Apesar da gravidade e da frequência desses ataques, a justiça continua sendo mera ilusão para a maioria das vítimas. Os agentes de segurança pública geralmente ficam do lado dos infratores, seja por não registrarem queixas ou por prenderem as vítimas, em vez dos agressores.
Em fevereiro, uma multidão de 200 pessoas interrompeu um culto cristão no estado do Rajastão e espancou fiéis com barras de ferro, deixando três gravemente feridos. A polícia acusou os cristãos de conversão forçada e levou o pastor e alguns outros membros da igreja para a delegacia, segundo informou a Christian Solidarity Worldwide [Solidariedade Cristã Mundial]. Eles foram liberados posteriormente, pois os agressores não conseguiram fornecer nenhuma evidência contra esses cristãos.
Apesar dos desafios, redes de igrejas e ativistas continuam a fornecer apoio aos crentes perseguidos. Organizações de assistência jurídica trabalham de forma incansável para defender cristãos falsamente acusados, e grupos de ativistas documentam abusos para aumentar a conscientização internacional sobre o problema.

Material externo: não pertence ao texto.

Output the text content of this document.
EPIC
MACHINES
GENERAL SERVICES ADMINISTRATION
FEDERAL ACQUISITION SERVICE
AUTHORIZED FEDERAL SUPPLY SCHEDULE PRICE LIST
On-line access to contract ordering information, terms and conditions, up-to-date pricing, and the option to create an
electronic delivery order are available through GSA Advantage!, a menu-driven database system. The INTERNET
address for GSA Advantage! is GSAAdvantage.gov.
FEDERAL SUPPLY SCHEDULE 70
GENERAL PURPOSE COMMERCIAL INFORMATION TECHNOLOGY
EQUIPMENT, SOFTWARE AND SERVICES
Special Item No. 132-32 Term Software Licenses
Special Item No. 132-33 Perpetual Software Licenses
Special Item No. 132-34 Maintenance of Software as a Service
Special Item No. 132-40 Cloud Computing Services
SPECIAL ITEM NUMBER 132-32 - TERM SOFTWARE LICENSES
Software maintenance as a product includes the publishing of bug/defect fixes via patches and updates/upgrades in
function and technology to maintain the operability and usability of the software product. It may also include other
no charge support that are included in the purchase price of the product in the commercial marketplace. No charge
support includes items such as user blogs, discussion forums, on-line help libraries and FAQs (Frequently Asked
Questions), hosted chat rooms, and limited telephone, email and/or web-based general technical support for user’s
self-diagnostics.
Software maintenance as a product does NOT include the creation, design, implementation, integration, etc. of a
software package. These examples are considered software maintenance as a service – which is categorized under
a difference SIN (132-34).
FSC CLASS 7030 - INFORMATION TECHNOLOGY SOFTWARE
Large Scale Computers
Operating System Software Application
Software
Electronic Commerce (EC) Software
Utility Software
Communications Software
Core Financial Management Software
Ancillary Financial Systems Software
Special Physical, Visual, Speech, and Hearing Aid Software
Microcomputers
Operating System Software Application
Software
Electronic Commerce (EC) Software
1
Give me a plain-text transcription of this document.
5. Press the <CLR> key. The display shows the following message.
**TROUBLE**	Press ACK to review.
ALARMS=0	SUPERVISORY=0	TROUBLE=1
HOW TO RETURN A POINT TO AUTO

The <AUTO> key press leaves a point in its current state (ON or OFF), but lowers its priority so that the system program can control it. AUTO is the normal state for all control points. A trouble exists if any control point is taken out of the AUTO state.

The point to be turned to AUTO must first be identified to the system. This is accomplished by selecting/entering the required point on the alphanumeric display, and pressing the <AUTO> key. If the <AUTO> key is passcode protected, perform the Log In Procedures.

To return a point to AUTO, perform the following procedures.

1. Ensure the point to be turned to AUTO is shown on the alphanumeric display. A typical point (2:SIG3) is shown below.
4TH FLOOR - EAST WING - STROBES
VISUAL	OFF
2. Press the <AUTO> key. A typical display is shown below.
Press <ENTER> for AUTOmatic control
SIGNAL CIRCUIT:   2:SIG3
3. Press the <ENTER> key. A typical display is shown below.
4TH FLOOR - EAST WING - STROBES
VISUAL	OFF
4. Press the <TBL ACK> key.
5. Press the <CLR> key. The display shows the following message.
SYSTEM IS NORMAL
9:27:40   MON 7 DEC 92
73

“Nossa oração é para que um dia possamos praticar nossa fé sem medo”, disse o pastor de Uttar Pradesh. “A Constituição nos promete esse direito, mas a realidade é muito diferente. Ainda assim, mantemos a esperança de que as coisas mudarão, e que a Índia se lembrará de seu compromisso com a liberdade religiosa para todos os seus cidadãos.”